The explosion erases the red, replacing it with an orange marmalade that erupts like a cancer into the sky and pretends to look for Alice in the vastness of the universe as it whistles a tune, speed rated at several hundreds of miles per hour. 

I am not used to violence, or the condoning of peace under such circumstances, so I open my eyes. The images on the ceiling disappear into stained crevices of the latest rain and the most recent earth quake. Sheila smiles at me as if we were friends. She has grown a mustache and is saluting a poster of W.C. Fields waving a callous goodbye to Mae West. The Marx Brothers peddle by on their latest invention, a steam driven bicycle built for the entire human race. The Three Stooges pop out of a clock and begin to keep time by hitting one another over the head with stuffed canaries, designed by the people that brought us an army knife. I feel life slipping away, as the cold whispers to me from under the door, “Things could be worse. You could live in North Dakota in a Tipi the army forgot to confiscate in its hurried attempt to get to the Mountain of Presidents in a Sister State, nearly its twin, but for the latitude.” 

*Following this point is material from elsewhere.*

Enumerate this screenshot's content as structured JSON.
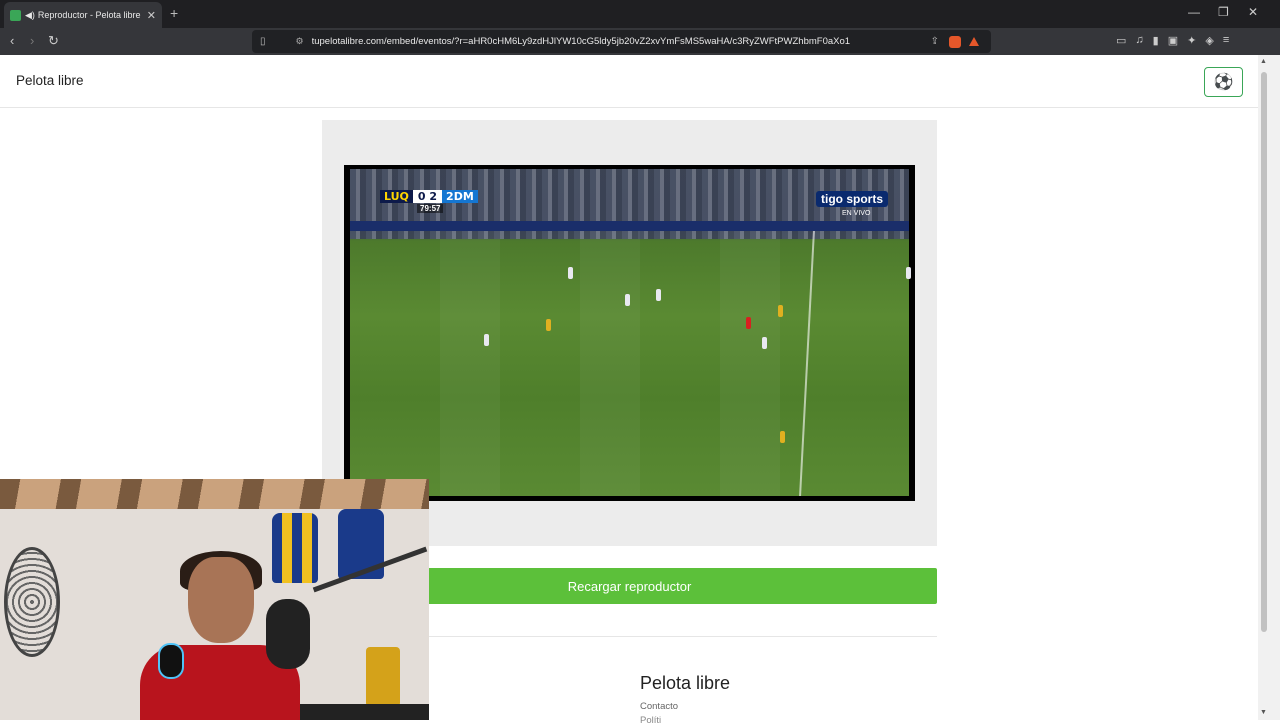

I realized I was no longer dreaming but suffering from the lack of a permafrost tranquility that keeps my equilibrium from turning to mayonnaise, and begins to look for a sandwich in which to sleep.

“Are you alright?” Sheila says as she watches me put on her coat and slippers and push open the storm door. Two feet of snow flows from the step like suds from an irate washing machine, as the sound of engines overhead become unbearably brilliant. Sheila complains that I should return, unless I seek peace in hypothermia, in which case I was on my own, as she had to give advice at the hypoallergenic clinic down at the mall and had no time to humor my memories. 

I waved my final goodbye before waving, would become an obsession too difficult to break. I realized at that very moment that life, no matter how cold in reality, is not as detrimental to your health as a massage on an iridescent Pacific Island surrounded by water that is claimed to be, swimming pool green.